Qotb a une vision littéraliste et fondamentaliste du Coran, influencée par l’abrahamisme ; il récuse donc les commentaires des orientalistes européens, car juifs ou chrétiens, mais aussi ceux des réformistes comme Abduh et en particulier le rationalisme. Pour lui, il ne faut pas chercher à comprendre le message coranique : il doit émouvoir et éduquer. Il fait également une distinction entre le Coran médinois et mecquois, avec une place très importante au second, plus spirituel, à la différence de nombreux musulmans ; c’est une lecture fidéiste du Coran, contraire de la théologie et de la rationalisation.

Du « combat pour Dieu » à la hakimiyya

Son tafsir (commentaire) est marqué par le combat : il y a deux partis possibles, celui de Dieu (Hizb Allah, qui a donné Hezbollah) et celui de Satan. Le combat a différents niveaux : spirituel, moral, prosélyte et militaire ; ce dernier est le jihad mineur, défensif mais pouvant devenir offensif parfois utilisé avec beaucoup de précaution par les oulémas et dont le « concept » a marqué l’Islam médiéval, et imprègne l’islamisme radical actuel. Mais Qotb, contrairement à la tradition, estime que ce n’est pas seulement le jihad défensif qui doit être individuel (et donc obligatoire) mais aussi le jihad offensif ! Il faut libérer l’humanité entière, non-musulmans, musulmans « perdus » ou « traîtres » ; le monde entier doit donc tomber sous domination islamique…

Qotb désigne des ennemis spécifiques : les Juifs, accusés d’avoir sapé les fondations occidentales par Marx, Freud ou Durkheim (sic !) mais aussi par l’existence d’Israël ; les pseudo-musulmans schismatiques et hypocrites.

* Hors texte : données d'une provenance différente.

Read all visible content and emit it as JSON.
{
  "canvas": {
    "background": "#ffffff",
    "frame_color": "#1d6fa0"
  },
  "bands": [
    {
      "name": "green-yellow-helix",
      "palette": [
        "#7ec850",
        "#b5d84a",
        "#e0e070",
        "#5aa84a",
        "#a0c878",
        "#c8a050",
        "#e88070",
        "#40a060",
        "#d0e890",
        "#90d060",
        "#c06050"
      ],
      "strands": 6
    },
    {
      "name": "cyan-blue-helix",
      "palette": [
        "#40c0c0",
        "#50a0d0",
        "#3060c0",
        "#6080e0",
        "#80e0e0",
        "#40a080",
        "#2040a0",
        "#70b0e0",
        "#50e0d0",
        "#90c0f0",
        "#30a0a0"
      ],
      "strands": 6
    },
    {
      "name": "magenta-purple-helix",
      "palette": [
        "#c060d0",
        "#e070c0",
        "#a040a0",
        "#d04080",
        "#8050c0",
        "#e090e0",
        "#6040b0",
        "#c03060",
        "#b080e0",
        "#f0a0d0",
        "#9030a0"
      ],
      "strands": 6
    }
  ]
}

Il veut créer une avant-garde avec un parti de Dieu (Hizb Allah) qui soit un parti unique (comme Al-Banna).

Le but est l’avènement de la hakimiyya, ou souveraineté de Dieu. Le concept est aussi de Mawdudi et tend à un gouvernement où Dieu serait le seul souverain, et pas l’umma comme chez la branche Banna des FM…

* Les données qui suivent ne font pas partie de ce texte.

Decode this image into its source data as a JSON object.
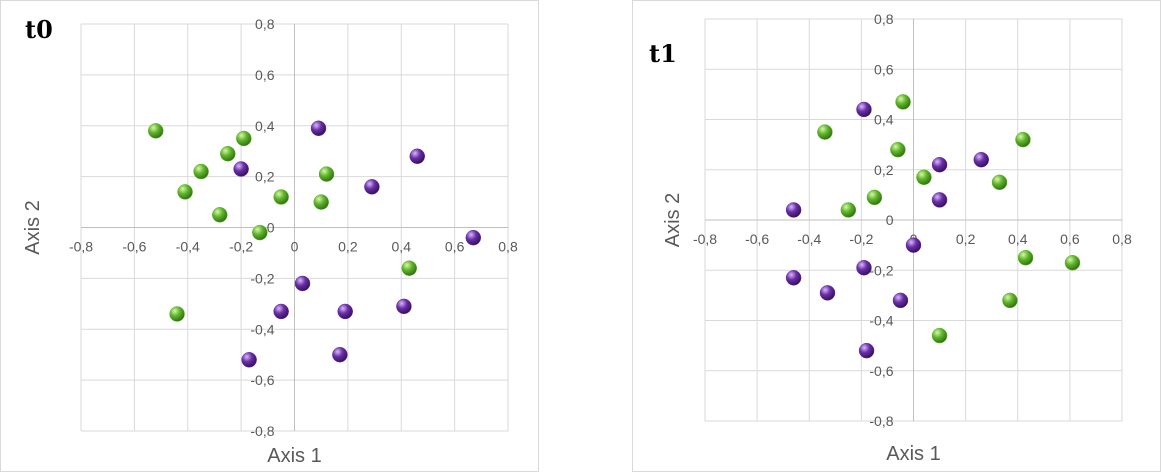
{
  "chart_data": [
    {
      "type": "scatter",
      "title": "t0",
      "xlabel": "Axis 1",
      "ylabel": "Axis 2",
      "xlim": [
        -0.8,
        0.8
      ],
      "ylim": [
        -0.8,
        0.8
      ],
      "xticks": [
        "-0,8",
        "-0,6",
        "-0,4",
        "-0,2",
        "0",
        "0,2",
        "0,4",
        "0,6",
        "0,8"
      ],
      "yticks": [
        "0,8",
        "0,6",
        "0,4",
        "0,2",
        "0",
        "-0,2",
        "-0,4",
        "-0,6",
        "-0,8"
      ],
      "grid": true,
      "colors": {
        "green": "#5fb52c",
        "purple": "#6a2fa5"
      },
      "series": [
        {
          "color": "green",
          "points": [
            [
              -0.52,
              0.38
            ],
            [
              -0.19,
              0.35
            ],
            [
              -0.25,
              0.29
            ],
            [
              -0.35,
              0.22
            ],
            [
              -0.41,
              0.14
            ],
            [
              0.12,
              0.21
            ],
            [
              -0.05,
              0.12
            ],
            [
              0.1,
              0.1
            ],
            [
              -0.28,
              0.05
            ],
            [
              -0.13,
              -0.02
            ],
            [
              0.43,
              -0.16
            ],
            [
              -0.44,
              -0.34
            ]
          ]
        },
        {
          "color": "purple",
          "points": [
            [
              0.09,
              0.39
            ],
            [
              0.46,
              0.28
            ],
            [
              -0.2,
              0.23
            ],
            [
              0.29,
              0.16
            ],
            [
              0.67,
              -0.04
            ],
            [
              0.03,
              -0.22
            ],
            [
              -0.05,
              -0.33
            ],
            [
              0.19,
              -0.33
            ],
            [
              0.41,
              -0.31
            ],
            [
              0.17,
              -0.5
            ],
            [
              -0.17,
              -0.52
            ]
          ]
        }
      ]
    },
    {
      "type": "scatter",
      "title": "t1",
      "xlabel": "Axis 1",
      "ylabel": "Axis 2",
      "xlim": [
        -0.8,
        0.8
      ],
      "ylim": [
        -0.8,
        0.8
      ],
      "xticks": [
        "-0,8",
        "-0,6",
        "-0,4",
        "-0,2",
        "0",
        "0,2",
        "0,4",
        "0,6",
        "0,8"
      ],
      "yticks": [
        "0,8",
        "0,6",
        "0,4",
        "0,2",
        "0",
        "-0,2",
        "-0,4",
        "-0,6",
        "-0,8"
      ],
      "grid": true,
      "colors": {
        "green": "#5fb52c",
        "purple": "#6a2fa5"
      },
      "series": [
        {
          "color": "green",
          "points": [
            [
              -0.04,
              0.47
            ],
            [
              -0.34,
              0.35
            ],
            [
              0.42,
              0.32
            ],
            [
              -0.06,
              0.28
            ],
            [
              0.04,
              0.17
            ],
            [
              0.33,
              0.15
            ],
            [
              -0.15,
              0.09
            ],
            [
              -0.25,
              0.04
            ],
            [
              0.43,
              -0.15
            ],
            [
              0.61,
              -0.17
            ],
            [
              0.37,
              -0.32
            ],
            [
              0.1,
              -0.46
            ]
          ]
        },
        {
          "color": "purple",
          "points": [
            [
              -0.19,
              0.44
            ],
            [
              0.26,
              0.24
            ],
            [
              0.1,
              0.22
            ],
            [
              0.1,
              0.08
            ],
            [
              -0.46,
              0.04
            ],
            [
              0.0,
              -0.1
            ],
            [
              -0.19,
              -0.19
            ],
            [
              -0.46,
              -0.23
            ],
            [
              -0.33,
              -0.29
            ],
            [
              -0.05,
              -0.32
            ],
            [
              -0.18,
              -0.52
            ]
          ]
        }
      ]
    }
  ]
}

La pensée de Qotb : l’importance du contexte et l’héritage

Il est évident que la pensée de Qotb est marquée par son emprisonnement et le fait qu’il ait été torturé. Son texte est avant tout une charge contre le nassérisme, relayé même pendant son enfermement par la Sœur musulmane Zeinab al-Ghazali. Il sort brièvement de prison en 1964, mais ses paroles ayant été largement diffusées il est accusé par le pouvoir de complot contre Nasser, à cause de son appel au takfir et retourne en prison avant d’être pendu en 1966. Il devient le second martyr de l’islamisme après Al-Banna.

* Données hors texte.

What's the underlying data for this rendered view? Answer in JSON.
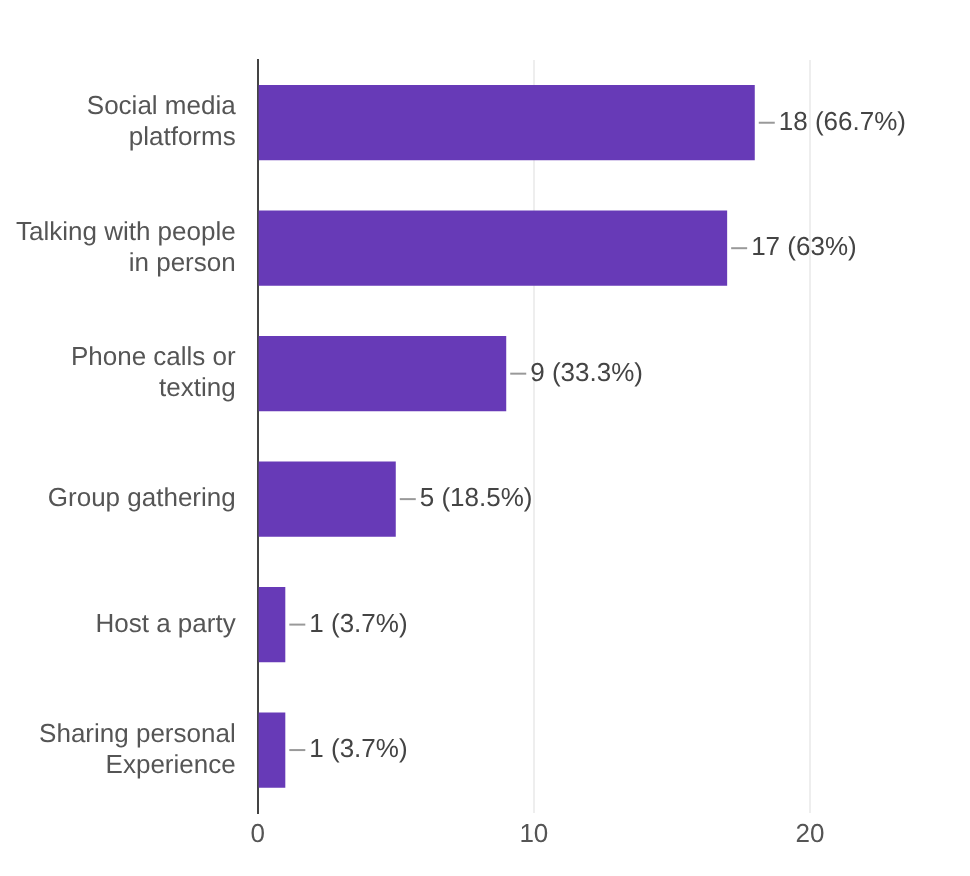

Sa pensée reste inachevée : il veut le règne de la charia et de Dieu, mais ne dit pas comment y arriver. Olivier Carré parle ainsi pour Qotb « d’utopie islamique ». Pourtant, ses textes vont avoir un impact considérable chez les islamistes, y compris chiites puisque le Hezbollah ou Khomeyni ne nieront pas l’admirer ! Mais il sera aussi utilisé pour justifier le recours à la violence (et donc au terrorisme) sans jamais avoir lui-même théorisé précisément ce recours à la violence…Quant aux Frères musulmans, ils s’en détournent un temps sur décision d’Hudaybi (le Guide qui a succédé à Al-Banna) qui, lui, rejette la violence et la radicalité (le takfir surtout) de Qotb.

Bibliographie

 

-          O. Carré, M. Seurat, Les Frères musulmans (1928-1982), L’Harmattan, 2005.

-          O. Roy, L’échec de l’Islam politique, Esprit/Seuil, 1992.

-          N. Picaudou, L’islam entre religion et idéologie (Essai sur la modernité musulmane), Gallimard, 2010.

-          G. Kepel, Le Prophète et le Pharaon, La Découverte, 1984.

-          Olivier Carré, Mystique et politique. Lecture révolutionnaire du Coran par Sayyid Qutb, Frère musulman radical, Éditions du Cerf, 1984.